Par un arrêt rendu le 25 septembre 2025, la Cour de justice de l’Union européenne rejette le pourvoi formé contre une ordonnance du Tribunal. Le litige concernait initialement une demande d’annulation d’une décision de la Commission relative à une mesure d’aide d’État mise à exécution par l’Allemagne. La requérante, une société de droit allemand, contestait la validité du régime d’aides destiné à compenser les dommages subis en raison des mesures de confinement. Le Tribunal avait déclaré le recours irrecevable, faute pour la requérante de démontrer une affectation individuelle au sens du droit de l’Union. La Cour devait ainsi déterminer si les conditions de recevabilité d’un recours en annulation par une personne physique ou morale étaient ici remplies. Elle confirme l’analyse des premiers juges en soulignant l’absence de circonstances particulières caractérisant la situation de l’entreprise par rapport à tout autre opérateur.
I. La confirmation de l’irrecevabilité du recours en annulation
A. Une application stricte des critères de l’affectation individuelle
La Cour de justice rappelle que les particuliers doivent justifier d’un intérêt à agir spécifique pour contester un acte dont ils ne sont pas destinataires. Elle précise que « le pourvoi est rejeté » car la requérante n’a pas prouvé que la décision de la Commission l’atteignait en raison de qualités particulières. Les juges soulignent que l’appartenance à un cercle d’opérateurs économiques potentiellement bénéficiaires d’un régime d’aides ne suffit pas à caractériser une affectation individuelle. La décision litigieuse concernait un régime d’aides général dont les bénéficiaires étaient définis de manière abstraite et globale par les autorités nationales.
B. L’absence de démonstration d’une situation juridique singulière
L’arrêt souligne que la requérante n’a pas démontré avoir été empêchée d’exercer ses droits de manière disproportionnée par rapport aux autres entreprises du secteur. La Cour valide le raisonnement du Tribunal en constatant que l’entreprise n’occupait pas une position de marché substantiellement affectée par l’aide en cause. Les juges considèrent que la simple participation à la procédure administrative devant la Commission ne confère pas automatiquement la qualité de partie intéressée au sens du traité. Cette solution réaffirme que la recevabilité du recours direct reste subordonnée à l’existence d’un préjudice juridique direct et surtout singulièrement individualisé.
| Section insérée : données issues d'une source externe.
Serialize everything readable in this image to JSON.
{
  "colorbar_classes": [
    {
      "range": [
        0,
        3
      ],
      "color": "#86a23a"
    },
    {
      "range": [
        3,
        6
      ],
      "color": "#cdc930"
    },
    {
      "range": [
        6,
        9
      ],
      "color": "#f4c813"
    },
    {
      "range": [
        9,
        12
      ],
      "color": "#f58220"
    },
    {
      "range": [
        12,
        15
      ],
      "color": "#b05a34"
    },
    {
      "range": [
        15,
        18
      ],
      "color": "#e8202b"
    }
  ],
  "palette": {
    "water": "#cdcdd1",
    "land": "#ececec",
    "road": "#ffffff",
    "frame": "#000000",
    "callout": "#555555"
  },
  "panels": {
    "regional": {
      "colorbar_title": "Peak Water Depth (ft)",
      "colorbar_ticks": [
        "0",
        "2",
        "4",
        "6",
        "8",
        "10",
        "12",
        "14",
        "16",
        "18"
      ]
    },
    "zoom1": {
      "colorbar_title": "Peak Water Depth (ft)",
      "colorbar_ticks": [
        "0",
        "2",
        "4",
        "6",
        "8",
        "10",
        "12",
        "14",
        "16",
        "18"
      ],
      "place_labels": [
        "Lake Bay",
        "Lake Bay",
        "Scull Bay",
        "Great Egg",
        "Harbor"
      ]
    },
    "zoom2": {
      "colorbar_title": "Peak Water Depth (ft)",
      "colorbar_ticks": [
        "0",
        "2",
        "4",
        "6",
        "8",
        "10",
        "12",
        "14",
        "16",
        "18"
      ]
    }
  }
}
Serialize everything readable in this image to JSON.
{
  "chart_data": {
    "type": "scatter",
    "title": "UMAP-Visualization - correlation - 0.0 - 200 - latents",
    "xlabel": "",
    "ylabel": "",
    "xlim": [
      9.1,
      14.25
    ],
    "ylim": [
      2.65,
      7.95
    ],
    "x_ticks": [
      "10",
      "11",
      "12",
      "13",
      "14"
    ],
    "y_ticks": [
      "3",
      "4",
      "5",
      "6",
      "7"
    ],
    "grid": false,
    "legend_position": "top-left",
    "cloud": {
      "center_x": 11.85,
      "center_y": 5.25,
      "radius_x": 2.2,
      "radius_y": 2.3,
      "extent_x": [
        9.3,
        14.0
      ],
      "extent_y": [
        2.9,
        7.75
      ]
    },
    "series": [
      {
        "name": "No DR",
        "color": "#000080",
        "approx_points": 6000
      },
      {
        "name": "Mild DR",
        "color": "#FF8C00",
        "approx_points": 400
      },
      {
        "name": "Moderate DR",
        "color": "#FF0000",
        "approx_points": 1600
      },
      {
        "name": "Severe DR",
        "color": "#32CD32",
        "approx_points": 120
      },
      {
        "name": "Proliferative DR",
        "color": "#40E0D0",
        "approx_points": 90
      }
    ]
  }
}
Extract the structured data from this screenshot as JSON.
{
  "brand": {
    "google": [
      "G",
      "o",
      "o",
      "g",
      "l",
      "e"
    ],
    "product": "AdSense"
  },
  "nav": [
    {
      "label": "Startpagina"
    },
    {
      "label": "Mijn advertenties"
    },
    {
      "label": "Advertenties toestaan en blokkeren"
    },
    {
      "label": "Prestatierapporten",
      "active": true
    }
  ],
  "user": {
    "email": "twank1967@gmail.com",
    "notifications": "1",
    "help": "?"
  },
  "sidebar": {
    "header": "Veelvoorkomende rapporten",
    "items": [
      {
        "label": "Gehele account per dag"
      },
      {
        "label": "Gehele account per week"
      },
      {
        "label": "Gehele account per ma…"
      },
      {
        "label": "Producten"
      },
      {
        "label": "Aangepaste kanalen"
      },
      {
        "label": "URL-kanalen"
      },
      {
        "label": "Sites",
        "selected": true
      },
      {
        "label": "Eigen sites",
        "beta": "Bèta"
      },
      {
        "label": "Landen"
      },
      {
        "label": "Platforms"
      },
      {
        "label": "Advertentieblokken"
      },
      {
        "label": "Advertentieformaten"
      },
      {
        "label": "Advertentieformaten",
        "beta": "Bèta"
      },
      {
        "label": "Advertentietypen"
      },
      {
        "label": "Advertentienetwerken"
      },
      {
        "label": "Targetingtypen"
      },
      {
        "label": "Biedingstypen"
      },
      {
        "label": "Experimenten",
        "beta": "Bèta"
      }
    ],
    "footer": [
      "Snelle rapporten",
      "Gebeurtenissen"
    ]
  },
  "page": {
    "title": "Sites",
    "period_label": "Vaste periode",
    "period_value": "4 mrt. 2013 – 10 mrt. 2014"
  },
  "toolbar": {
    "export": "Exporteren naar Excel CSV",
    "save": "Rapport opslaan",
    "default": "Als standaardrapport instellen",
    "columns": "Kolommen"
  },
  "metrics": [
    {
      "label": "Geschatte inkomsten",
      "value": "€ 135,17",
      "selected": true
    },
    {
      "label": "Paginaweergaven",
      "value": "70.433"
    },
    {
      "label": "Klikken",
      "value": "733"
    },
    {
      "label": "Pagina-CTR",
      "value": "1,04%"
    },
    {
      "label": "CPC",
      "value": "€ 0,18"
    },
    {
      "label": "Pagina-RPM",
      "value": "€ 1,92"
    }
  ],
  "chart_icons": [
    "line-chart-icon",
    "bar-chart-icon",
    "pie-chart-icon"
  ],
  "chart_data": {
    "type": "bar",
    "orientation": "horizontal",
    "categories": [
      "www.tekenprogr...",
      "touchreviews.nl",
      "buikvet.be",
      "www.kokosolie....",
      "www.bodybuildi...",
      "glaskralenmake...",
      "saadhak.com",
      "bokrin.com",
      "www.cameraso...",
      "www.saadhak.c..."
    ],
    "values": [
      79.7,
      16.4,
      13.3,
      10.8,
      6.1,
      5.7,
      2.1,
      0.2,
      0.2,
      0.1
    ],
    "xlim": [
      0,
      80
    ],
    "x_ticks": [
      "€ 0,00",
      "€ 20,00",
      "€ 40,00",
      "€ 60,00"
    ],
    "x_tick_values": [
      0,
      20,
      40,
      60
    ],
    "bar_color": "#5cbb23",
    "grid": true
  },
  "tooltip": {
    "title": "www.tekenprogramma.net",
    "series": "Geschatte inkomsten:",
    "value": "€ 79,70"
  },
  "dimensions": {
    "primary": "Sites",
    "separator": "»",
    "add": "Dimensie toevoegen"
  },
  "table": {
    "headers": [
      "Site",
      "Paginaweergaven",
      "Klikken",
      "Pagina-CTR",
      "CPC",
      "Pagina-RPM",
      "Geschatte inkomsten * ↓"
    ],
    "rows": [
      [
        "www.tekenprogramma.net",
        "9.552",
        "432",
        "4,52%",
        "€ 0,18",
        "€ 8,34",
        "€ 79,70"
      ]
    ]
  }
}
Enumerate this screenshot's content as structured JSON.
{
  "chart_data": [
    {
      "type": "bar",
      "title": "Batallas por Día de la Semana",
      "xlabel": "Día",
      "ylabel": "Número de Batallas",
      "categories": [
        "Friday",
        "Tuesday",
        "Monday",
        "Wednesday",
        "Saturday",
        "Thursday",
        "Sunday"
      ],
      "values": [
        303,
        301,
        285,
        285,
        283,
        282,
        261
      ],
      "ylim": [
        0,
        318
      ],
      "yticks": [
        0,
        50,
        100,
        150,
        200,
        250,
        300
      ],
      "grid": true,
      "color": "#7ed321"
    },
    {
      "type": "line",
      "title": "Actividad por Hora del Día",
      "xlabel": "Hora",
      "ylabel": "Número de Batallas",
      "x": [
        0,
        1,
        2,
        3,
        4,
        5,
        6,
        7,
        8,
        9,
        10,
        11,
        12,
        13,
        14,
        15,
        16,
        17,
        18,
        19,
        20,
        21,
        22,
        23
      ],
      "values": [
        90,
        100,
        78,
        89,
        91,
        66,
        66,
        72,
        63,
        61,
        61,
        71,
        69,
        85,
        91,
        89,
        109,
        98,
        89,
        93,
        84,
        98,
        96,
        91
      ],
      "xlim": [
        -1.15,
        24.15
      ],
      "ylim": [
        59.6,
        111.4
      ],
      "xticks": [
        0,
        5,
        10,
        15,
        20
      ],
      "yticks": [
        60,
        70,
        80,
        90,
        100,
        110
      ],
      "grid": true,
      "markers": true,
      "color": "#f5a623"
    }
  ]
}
II. Le maintien d’une conception restrictive de la protection juridictionnelle
A. La pérennité de la jurisprudence sur les actes réglementaires
La Cour refuse d’élargir l’accès au juge de l’Union pour les actes ne comportant pas de mesures d’exécution au sens de l’article 263. Elle considère que la décision de la Commission, bien que concernant un régime d’aides, nécessite des actes de mise en œuvre par l’État membre. Cette interprétation limite les possibilités pour les entreprises de contester directement les autorisations d’aides d’État sans passer par les juridictions nationales compétentes. Les juges européens veillent ainsi à préserver l’équilibre institutionnel et le système des voies de recours tel qu’établi par les traités.
B. Les conséquences de la répartition de la charge des dépens
En rejetant le pourvoi, la Cour ordonne que l’entreprise « supporte, outre ses propres dépens, ceux exposés par la Commission européenne et la République fédérale d’Allemagne ». Cette condamnation systématique illustre la volonté de dissuader les recours manifestement voués à l’échec en raison d’une irrecevabilité manifeste et déjà constatée. La décision souligne l’importance pour les requérants de bien évaluer la nature de leur affectation avant de porter un litige devant les juridictions de l’Union. Ce refus de la Cour de modifier sa pratique habituelle confirme la stabilité du contentieux européen malgré les critiques doctrinales récurrentes.